Julia Reidy is Sydney born guitarist now based in Berlin. She’s worked with the likes of Jon Rose and Anthony Pateras and plays in Tennis of All Kinds (with bassist Adam Pultz Melbye) and PALES (with percussionist Samuel Hall). She’s released a number of solo recordings, most featuring her 12 string acoustic guitar on the likes of Feeding Tube, Slip, and Opalmine.
It’s difficult to place the music of Reidy. Sonically it can feel like a mass of contradictions, where synthetic sounds, field recordings and finger picking guitar coalesce in some kind of improvised experimental Americana. Elsewhere it’s a deconstructed electric rock guitar solo soaring above a gentle cacophony of electroacoustic tones that slowly threatens to envelop it. Strangely enough it’s quite beautiful, though it’s impossible not to wonder what kind of world can make all of this possible. And this is perhaps the key to Beholder.
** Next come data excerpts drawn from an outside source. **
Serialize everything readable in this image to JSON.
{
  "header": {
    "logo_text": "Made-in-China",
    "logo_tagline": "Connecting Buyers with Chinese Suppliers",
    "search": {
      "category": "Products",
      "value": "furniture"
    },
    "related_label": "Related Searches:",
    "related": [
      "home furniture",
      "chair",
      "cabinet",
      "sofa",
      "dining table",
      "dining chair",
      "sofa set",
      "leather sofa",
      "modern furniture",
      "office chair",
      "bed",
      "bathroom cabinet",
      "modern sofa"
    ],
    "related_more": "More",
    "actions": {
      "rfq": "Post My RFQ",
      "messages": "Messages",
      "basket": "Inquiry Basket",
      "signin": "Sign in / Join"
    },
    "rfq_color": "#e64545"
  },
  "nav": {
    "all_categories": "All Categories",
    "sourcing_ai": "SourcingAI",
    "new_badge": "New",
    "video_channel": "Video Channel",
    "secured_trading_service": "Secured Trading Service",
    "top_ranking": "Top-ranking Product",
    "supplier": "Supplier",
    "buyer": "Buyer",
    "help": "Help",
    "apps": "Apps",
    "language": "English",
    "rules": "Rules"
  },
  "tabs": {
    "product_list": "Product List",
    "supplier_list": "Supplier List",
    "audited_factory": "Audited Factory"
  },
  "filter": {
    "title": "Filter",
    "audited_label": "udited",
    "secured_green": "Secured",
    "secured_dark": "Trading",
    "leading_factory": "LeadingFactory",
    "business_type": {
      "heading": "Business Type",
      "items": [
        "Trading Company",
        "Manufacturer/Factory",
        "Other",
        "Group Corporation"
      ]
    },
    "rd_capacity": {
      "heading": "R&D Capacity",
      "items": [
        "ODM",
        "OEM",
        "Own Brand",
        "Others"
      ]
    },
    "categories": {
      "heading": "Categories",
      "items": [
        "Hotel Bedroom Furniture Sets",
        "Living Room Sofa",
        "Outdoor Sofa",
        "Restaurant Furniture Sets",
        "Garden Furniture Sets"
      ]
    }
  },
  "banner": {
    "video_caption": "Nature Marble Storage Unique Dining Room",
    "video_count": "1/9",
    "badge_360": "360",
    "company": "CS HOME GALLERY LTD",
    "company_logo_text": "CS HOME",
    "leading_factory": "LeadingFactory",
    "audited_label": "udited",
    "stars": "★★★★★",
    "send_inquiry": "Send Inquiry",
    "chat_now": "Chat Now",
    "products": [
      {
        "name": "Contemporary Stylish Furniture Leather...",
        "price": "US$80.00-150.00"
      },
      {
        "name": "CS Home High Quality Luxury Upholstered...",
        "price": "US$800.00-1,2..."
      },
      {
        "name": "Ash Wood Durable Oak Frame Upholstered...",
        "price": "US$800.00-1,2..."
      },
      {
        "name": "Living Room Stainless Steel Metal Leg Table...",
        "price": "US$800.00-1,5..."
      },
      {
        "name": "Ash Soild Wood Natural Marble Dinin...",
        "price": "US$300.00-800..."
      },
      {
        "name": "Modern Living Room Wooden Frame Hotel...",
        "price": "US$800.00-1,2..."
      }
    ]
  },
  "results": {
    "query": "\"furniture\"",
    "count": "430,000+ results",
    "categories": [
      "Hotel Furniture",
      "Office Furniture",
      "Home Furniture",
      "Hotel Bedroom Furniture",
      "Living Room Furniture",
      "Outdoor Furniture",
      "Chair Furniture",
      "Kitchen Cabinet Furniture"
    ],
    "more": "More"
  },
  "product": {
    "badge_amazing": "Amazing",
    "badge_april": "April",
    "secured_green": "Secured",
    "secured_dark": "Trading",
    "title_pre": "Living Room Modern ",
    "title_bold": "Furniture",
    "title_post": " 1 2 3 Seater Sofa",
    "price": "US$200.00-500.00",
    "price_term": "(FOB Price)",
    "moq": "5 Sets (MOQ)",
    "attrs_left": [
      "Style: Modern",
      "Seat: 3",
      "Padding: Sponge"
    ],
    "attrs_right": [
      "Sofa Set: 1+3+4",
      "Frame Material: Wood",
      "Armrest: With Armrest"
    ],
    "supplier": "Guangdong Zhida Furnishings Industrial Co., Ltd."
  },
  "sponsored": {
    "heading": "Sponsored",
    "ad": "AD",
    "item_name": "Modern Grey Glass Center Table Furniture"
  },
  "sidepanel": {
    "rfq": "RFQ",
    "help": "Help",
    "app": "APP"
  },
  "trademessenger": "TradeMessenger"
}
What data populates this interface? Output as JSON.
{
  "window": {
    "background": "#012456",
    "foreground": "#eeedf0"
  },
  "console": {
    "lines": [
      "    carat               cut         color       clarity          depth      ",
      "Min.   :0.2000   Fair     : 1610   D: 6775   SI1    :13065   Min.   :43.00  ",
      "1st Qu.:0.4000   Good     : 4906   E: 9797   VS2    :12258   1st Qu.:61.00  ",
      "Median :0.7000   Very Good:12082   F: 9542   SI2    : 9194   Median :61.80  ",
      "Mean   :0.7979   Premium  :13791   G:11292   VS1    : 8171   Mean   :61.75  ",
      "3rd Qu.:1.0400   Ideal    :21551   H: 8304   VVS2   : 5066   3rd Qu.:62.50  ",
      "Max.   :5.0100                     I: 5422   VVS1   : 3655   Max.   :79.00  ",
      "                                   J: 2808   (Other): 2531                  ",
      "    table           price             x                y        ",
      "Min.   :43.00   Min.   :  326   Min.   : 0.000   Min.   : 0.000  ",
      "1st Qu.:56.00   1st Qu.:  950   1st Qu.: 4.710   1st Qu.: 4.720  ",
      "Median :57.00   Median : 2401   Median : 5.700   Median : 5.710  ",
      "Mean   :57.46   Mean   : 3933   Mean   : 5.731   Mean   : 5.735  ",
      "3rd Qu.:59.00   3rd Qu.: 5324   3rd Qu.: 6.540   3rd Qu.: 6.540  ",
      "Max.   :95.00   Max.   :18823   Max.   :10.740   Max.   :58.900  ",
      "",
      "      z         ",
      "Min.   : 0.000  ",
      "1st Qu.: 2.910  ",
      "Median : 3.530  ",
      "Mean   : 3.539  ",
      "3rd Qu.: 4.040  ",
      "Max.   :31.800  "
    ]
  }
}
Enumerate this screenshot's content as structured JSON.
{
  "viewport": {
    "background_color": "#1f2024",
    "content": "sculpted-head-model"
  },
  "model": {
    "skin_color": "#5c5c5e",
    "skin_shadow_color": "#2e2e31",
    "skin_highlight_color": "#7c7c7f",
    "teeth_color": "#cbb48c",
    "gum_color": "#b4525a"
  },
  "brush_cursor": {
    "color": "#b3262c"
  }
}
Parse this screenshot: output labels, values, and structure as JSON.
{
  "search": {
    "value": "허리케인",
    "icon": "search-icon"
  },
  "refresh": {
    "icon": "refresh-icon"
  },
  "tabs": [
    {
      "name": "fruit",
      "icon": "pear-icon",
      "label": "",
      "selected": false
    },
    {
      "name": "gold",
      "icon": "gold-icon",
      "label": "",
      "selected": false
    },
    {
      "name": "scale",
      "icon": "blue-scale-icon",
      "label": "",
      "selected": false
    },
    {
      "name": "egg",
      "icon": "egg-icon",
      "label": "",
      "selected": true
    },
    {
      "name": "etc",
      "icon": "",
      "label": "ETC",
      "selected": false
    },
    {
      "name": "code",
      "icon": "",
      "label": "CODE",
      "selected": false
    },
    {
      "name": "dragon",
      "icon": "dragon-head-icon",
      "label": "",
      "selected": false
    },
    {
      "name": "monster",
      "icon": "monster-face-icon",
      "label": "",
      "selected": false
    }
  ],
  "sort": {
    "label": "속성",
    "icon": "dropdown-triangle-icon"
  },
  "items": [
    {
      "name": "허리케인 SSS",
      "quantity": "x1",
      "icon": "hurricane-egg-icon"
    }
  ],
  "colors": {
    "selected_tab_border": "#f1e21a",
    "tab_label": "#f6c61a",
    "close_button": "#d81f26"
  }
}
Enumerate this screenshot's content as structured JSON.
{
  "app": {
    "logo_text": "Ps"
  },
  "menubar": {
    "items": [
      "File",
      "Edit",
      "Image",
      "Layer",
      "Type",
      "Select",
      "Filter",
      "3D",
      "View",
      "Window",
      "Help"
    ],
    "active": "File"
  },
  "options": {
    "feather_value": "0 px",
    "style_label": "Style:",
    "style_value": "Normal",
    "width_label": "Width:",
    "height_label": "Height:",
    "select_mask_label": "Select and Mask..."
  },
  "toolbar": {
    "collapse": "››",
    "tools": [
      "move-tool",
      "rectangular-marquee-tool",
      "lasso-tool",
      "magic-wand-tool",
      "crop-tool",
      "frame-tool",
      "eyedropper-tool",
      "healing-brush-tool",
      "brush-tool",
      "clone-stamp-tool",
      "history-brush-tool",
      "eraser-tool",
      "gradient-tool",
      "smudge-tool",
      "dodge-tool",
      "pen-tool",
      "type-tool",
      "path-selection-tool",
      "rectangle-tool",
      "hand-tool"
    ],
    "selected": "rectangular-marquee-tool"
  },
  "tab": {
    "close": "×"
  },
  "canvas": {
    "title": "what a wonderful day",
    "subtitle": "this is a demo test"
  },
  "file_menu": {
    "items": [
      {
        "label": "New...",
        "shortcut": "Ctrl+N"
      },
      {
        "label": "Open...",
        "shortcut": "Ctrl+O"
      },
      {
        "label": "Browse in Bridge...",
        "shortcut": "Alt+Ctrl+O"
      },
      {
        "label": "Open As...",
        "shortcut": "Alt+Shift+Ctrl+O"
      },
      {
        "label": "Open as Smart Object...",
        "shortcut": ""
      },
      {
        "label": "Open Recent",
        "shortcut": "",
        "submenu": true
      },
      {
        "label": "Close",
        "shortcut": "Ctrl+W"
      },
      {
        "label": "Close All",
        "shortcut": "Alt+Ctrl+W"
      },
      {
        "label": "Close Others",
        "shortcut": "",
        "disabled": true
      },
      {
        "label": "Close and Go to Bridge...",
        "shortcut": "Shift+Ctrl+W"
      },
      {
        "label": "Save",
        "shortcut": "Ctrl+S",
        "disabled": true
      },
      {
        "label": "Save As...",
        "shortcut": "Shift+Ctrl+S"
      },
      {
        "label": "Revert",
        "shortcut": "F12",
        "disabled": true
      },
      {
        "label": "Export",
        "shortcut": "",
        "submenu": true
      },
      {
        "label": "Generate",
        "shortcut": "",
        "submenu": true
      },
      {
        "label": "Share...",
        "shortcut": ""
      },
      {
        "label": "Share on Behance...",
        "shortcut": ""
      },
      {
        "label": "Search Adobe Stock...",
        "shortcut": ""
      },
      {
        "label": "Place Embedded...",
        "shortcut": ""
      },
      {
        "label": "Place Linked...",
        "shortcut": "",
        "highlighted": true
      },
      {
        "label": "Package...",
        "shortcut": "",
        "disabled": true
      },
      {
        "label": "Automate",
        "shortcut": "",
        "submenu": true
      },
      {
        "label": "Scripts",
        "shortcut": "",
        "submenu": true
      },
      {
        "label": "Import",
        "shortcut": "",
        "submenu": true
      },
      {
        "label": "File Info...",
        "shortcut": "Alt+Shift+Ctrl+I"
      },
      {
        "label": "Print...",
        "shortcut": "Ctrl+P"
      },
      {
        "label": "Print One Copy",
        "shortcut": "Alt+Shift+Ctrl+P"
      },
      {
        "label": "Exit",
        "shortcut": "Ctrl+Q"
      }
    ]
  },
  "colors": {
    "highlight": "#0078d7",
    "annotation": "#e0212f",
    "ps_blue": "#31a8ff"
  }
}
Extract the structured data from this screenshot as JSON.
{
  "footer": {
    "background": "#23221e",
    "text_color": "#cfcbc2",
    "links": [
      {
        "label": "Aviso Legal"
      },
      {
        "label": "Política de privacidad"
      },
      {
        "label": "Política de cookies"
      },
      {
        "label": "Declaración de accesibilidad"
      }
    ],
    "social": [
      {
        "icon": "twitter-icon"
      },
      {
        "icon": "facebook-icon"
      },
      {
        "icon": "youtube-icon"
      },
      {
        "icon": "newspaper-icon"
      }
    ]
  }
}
It suggests so much, the reverberant acoustic strings harking back to pastoral folkisms, your John Fahey’s or Robbie Basho’s, yet it eschews easy melodies, often remaining resolutely unmusical (or fixed at the start of a musical sentence), yet somehow finding some kind of textural rhythmic coherence, like she’s playing a long game that we don’t quite understand yet.
Many of her pieces are quite long, and there is hypnotism at play. There’s something almost ritualistic about her approach – she’s definitely conjuring something. It feels less focussed on technique or process and more on what it invokes in the listener. It’s uncompromising, structurally dense though frequently rewarding, as notes tumble outwards, endlessly cascading in broad swells that hang in the air and fill the musical space.